TRAIL treatment of the resistant PDAC cells showed an A20-mediated reduced procaspase-8 activation. In gastric epithelial cells, full caspase-8 activity is associated with its K63-linked polyubiquitination, affected by A20 [39]. Moreover, the multifunctional scaffold protein p62/SQSTM1 is known to facilitate full activation of ubiquitinated procaspase-8 in TRAIL-stimulated cells by trapping ubiquitinated procaspase-8 in p62-dependent foci [40]. Both, in resistant A20 siRNA-treated PDAC and in sensitive, little A20 expressing MiaPaca2 cells, p62 is a prerequisite for TRAIL-induced apoptosis induction.
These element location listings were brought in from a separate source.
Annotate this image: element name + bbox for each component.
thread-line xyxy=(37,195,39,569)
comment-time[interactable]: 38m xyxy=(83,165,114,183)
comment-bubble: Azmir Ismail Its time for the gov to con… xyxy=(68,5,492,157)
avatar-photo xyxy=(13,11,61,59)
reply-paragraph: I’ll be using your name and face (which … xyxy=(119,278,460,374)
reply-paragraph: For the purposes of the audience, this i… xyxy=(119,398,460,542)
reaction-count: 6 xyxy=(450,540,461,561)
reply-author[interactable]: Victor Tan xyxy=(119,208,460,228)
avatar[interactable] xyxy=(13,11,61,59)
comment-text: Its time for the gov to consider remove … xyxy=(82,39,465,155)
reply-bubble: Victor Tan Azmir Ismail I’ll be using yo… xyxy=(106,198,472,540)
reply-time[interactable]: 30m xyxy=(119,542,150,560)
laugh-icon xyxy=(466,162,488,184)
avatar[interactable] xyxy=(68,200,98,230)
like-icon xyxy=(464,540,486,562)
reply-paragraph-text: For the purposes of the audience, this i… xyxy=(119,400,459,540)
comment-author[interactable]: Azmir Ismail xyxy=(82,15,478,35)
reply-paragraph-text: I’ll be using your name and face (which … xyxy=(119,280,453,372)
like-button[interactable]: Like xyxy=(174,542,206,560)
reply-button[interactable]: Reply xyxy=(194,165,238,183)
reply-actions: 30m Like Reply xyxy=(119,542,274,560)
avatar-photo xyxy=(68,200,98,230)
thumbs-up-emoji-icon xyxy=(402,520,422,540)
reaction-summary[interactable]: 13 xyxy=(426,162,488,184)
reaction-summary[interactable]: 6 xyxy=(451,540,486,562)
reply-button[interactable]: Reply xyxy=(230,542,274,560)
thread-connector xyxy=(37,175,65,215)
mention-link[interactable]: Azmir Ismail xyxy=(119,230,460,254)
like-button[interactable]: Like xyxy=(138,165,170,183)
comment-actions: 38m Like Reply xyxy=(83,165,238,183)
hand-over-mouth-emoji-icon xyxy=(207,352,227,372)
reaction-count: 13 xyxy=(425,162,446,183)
This points to the participation of p62 in TRAIL-mediated cell death and provides the essential link to the modulating effect of A20 on TRAIL sensitivity.

In conclusion, the presented data identify A20 as an NF-κB/RelA-induced TRAIL-resistance mediating protein in PDAC cells. Targeting A20´s E3-ligase activity may be a starting point for therapy concepts evading TRAIL resistance mechanisms in PDAC while retaining p62 scaffolding activity must be ensured.